Hermès is a totem for designers in Paris. Any way you want to cut it, this French institution, with its horsey-bourgeoisie heritage, is a lodestar; an inspiration and reference point for designers as disparate—and as influential—as Phoebe Philo and Demna Gvasalia. The collections Martin Margiela designed for Hermès in the ’90s are reverberating through shows today. But Nadège Vanhee-Cybulski, the designer in charge at Hermès, does not play to that audience opportunity.
For the Hermès Spring collection, she insisted on her own esoteric ideas about patterns, colors, and silhouettes. Checks were a theme. The audience was funneled through a corridor lined with graph paper, and when they arrived at their seats they found a pamphlet titled “Hèrmes Colors” containing a texte de Jarvis Cocker; these were the lyrics of the specially commissioned music.

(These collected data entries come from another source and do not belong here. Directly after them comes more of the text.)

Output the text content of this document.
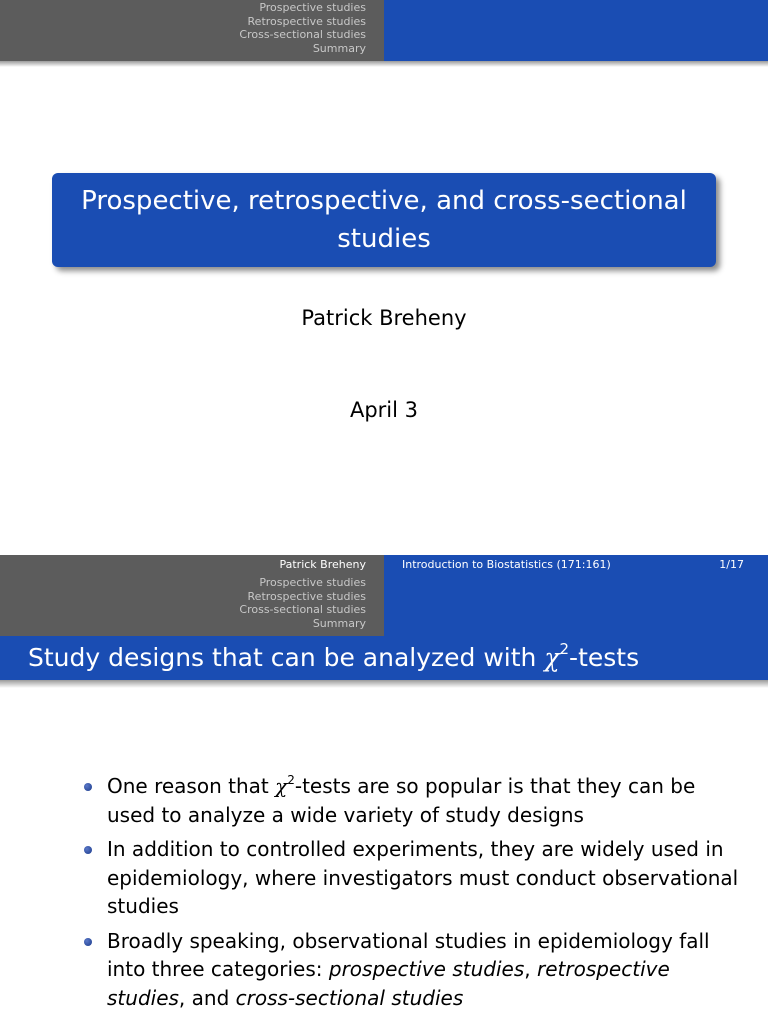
Prospective studies
Retrospective studies
Cross-sectional studies
Summary
Prospective, retrospective, and cross-sectional
studies
Patrick Breheny
April 3
Patrick Breheny	Introduction to Biostatistics (171:161)	1/17
Prospective studies
Retrospective studies
Cross-sectional studies
Summary
Study designs that can be analyzed with $\chi^2$-tests
One reason that $\chi^2$-tests are so popular is that they can be used to analyze a wide variety of study designs
In addition to controlled experiments, they are widely used in epidemiology, where investigators must conduct observational studies
Broadly speaking, observational studies in epidemiology fall into three categories: prospective studies, retrospective studies, and cross-sectional studies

The first look was a green tartan horse-blanket cape over a dark green poplin shirt and high-waisted nubuck calfskin shorts. There followed a 50-outfit-long sequence of mostly slim, narrow compositions of pantsuits, coats, and tight midi-length dresses. The checks recurred in various iterations from picnic-blanket size (on a blue pantsuit) to silk voile madras-style squares on such items as a black-and-white smocked T-shirt. Looks 40 through 46 displayed an Hermès Grand Manège scarf print.
To keep up with the point of these clothes, one needed to refer to the descriptions in a booklet, some of which ran to eight lines long in the English translation. Of course, it is vital to appreciate what sets Hermès apart from others—the craftsmanship, which is a matter of almost fetishistic importance on a French cultural level. Should a woman of means bump into these clothes on a rack in a store, she would doubtless be impressed.
The virtues of Vanhee-Cybulski’s tenure here were all in the textures and the texts. She doesn’t deal in irony and subtext or indulge in playing around with the signs and symbols of a bourgeois heritage, which is the creative fodder of so many designers of her generation. The nearest she got to walking in step with other brands was when she forgot the perpendicular confines of her collection and showed a stunning voluminous cream leather poncho inspired by a horse blanket. Other than that, this collection studiedly kept to itself.